By Ralphine Majors
Woodrow Luttrell grew up in the Luttrell House on a farm on Washington Pike in Corryton. It seemed fitting that the Gibbs High School graduate study agriculture at The University of Tennessee’s College of Agriculture from 1934-1938. The name was later changed to Institute of Agriculture. After college, Woodrow worked several years as a UT Agriculture Extension, 4-H, and County Agriculture Agent. The Knox County, Tennessee, native joined the Tennessee Farm Bureau in 1948 as Director of Information, which also included Editor of The Tennessee Farm Bureau News.
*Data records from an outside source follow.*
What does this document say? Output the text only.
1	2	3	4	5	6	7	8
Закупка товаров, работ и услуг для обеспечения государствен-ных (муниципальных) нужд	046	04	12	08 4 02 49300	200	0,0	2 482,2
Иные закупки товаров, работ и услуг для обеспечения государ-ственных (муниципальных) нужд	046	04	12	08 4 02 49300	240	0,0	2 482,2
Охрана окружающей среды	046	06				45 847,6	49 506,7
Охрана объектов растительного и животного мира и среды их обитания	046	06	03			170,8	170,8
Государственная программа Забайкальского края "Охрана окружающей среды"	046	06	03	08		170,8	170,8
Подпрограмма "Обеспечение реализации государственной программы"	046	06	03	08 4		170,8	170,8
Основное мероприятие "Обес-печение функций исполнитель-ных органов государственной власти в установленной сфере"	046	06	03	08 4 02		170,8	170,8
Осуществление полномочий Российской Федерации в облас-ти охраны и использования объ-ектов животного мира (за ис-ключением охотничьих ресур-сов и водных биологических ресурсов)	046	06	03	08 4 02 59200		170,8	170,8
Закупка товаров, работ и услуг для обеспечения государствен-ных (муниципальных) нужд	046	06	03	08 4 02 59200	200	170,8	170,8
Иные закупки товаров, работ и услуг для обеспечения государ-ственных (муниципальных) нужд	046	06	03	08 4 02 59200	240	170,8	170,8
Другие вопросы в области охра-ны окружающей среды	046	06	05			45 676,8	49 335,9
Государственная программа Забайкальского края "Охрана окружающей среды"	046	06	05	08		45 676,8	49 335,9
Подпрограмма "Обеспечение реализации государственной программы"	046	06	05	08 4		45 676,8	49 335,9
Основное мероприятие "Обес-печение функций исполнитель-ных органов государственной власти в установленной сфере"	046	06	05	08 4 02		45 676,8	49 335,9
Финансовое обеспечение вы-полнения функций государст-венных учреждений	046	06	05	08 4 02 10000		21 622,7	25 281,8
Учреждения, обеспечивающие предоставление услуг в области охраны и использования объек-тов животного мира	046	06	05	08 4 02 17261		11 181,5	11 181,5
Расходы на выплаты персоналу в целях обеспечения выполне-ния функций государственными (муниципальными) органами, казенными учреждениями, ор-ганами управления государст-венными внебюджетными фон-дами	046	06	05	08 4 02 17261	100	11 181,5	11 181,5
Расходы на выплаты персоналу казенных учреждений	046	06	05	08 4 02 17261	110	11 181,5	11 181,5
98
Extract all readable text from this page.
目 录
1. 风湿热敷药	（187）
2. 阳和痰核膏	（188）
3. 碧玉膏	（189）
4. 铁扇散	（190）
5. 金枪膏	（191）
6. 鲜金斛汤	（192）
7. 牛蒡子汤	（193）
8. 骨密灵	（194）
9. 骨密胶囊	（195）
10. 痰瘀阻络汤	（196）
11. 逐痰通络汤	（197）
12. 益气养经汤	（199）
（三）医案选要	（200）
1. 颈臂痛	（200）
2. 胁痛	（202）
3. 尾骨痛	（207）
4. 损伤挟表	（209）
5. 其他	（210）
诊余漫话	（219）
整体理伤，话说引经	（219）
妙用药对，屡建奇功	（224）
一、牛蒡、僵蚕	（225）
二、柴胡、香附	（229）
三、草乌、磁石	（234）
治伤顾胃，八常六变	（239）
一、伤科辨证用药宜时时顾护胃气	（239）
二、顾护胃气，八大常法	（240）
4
In 1950 he was named Assistant to the President by the Tennessee Farm Bureau Board of Directors; and in 1957, he became Director of Field Services for the Southern Region of the American Farm Bureau Federation (AFBF)—a position that began his career with AFBF.
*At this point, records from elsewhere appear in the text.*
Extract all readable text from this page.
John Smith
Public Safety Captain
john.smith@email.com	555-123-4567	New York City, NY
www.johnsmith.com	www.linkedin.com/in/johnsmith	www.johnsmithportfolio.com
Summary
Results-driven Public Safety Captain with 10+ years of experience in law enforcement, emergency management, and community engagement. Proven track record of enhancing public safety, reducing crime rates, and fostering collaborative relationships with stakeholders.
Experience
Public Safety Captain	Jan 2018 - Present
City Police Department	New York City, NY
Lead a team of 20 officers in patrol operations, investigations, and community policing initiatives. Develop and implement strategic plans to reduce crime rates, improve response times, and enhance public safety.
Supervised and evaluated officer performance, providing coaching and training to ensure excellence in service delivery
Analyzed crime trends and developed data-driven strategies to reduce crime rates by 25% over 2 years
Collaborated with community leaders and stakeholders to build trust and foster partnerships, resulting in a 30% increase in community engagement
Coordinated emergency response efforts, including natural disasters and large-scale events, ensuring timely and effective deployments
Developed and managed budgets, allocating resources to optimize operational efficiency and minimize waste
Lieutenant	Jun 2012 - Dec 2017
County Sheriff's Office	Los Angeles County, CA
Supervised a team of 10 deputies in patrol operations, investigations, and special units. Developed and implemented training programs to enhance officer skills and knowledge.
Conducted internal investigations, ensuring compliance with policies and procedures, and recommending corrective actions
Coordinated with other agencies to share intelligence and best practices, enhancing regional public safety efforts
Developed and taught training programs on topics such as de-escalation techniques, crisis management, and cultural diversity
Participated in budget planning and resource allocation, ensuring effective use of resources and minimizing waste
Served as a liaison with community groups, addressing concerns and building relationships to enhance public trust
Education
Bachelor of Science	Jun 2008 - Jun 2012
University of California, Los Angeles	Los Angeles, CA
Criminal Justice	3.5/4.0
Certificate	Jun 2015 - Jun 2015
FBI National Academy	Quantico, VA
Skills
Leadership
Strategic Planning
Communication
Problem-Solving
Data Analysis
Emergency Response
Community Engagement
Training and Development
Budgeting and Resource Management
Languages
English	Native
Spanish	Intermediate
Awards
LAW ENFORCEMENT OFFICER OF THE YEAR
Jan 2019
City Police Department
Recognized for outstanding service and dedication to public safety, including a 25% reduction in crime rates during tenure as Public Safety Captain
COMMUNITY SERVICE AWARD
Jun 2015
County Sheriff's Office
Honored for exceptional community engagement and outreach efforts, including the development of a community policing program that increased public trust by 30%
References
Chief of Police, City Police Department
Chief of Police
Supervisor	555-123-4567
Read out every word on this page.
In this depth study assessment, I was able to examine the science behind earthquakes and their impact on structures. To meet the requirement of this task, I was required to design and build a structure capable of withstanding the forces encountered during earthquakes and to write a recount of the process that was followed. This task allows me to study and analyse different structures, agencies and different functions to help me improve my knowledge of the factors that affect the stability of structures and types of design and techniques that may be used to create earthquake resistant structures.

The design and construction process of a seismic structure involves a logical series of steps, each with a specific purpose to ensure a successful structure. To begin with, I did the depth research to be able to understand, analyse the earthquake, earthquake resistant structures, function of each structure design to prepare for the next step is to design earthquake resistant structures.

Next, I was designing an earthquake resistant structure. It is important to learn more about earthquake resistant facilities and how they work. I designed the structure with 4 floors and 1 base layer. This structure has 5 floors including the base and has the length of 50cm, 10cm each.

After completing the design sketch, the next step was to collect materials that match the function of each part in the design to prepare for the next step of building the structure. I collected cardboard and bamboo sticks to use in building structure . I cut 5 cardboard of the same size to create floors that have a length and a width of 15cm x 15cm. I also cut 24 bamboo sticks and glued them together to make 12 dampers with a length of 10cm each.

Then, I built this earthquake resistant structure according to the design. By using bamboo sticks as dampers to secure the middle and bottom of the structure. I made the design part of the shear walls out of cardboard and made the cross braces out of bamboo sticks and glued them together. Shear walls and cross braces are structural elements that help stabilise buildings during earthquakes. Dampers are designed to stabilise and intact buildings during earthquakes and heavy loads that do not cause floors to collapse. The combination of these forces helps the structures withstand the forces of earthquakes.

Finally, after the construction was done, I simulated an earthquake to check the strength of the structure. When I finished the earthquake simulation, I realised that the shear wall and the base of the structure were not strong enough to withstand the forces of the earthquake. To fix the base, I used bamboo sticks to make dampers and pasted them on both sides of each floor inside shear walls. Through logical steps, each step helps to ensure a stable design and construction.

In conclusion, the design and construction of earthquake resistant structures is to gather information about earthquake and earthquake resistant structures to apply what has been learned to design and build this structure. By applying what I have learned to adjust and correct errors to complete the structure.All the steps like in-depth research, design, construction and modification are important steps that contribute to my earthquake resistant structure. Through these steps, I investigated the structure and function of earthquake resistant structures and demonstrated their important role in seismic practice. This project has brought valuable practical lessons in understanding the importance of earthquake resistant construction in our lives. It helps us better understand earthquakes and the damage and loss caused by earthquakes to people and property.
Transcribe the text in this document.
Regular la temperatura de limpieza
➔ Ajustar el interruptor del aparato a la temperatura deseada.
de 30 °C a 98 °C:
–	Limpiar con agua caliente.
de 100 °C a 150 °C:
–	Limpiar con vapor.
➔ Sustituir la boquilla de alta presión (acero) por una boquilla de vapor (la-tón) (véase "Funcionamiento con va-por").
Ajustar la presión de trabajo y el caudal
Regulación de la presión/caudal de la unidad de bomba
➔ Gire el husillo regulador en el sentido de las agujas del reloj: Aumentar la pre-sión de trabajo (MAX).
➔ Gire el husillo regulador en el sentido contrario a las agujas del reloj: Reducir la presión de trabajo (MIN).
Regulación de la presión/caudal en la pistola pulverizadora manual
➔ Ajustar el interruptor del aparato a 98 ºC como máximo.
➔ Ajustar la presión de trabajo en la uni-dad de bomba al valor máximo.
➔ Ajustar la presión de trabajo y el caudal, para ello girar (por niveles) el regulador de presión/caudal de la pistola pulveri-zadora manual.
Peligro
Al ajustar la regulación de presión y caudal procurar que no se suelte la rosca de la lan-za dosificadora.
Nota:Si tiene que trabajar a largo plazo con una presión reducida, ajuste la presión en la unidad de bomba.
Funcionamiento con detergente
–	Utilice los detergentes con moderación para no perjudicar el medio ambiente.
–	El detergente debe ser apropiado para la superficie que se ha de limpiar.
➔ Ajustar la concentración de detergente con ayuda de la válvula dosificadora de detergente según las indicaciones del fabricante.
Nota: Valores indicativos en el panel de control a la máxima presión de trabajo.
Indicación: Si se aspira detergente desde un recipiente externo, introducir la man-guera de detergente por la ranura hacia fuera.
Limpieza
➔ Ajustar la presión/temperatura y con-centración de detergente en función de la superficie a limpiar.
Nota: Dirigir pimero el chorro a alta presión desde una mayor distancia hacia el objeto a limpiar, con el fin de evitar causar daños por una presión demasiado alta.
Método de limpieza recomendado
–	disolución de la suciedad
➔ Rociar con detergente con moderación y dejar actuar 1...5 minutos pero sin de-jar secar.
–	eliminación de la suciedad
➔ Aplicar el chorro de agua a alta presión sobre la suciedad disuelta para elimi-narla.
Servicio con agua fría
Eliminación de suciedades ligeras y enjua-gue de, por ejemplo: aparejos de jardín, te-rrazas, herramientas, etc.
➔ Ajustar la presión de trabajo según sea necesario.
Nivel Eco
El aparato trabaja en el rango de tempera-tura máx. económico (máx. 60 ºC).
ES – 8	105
In 1958, Woodrow was named American Farm Bureau’s Director of the Information Division located at the AFBF Headquarters in Chicago where he served for seventeen years. As publisher/manager, he had full responsibility for AFBF’s membership magazine, “Nation’s Agriculture,” which was renamed to “The American Farmer.”
During the seventies, Luttrell was heavily involved in what led to the establishment of a new telecommunication system for rapid communications between AFBF offices and all State Farm Bureaus. The UT graduate was the first to be named to the new position of AFBF Director of Conventions and Meetings—just in time to plan and prepare for the next AFBF Annual Meeting in Hawaii in 1977. It is understandable why this job was one of his favorites! Woodrow spent twenty-five years with the American Farm Bureau. From Corryton to Chicago, what an outstanding career for this Gibbs graduate—a man named Luttrell.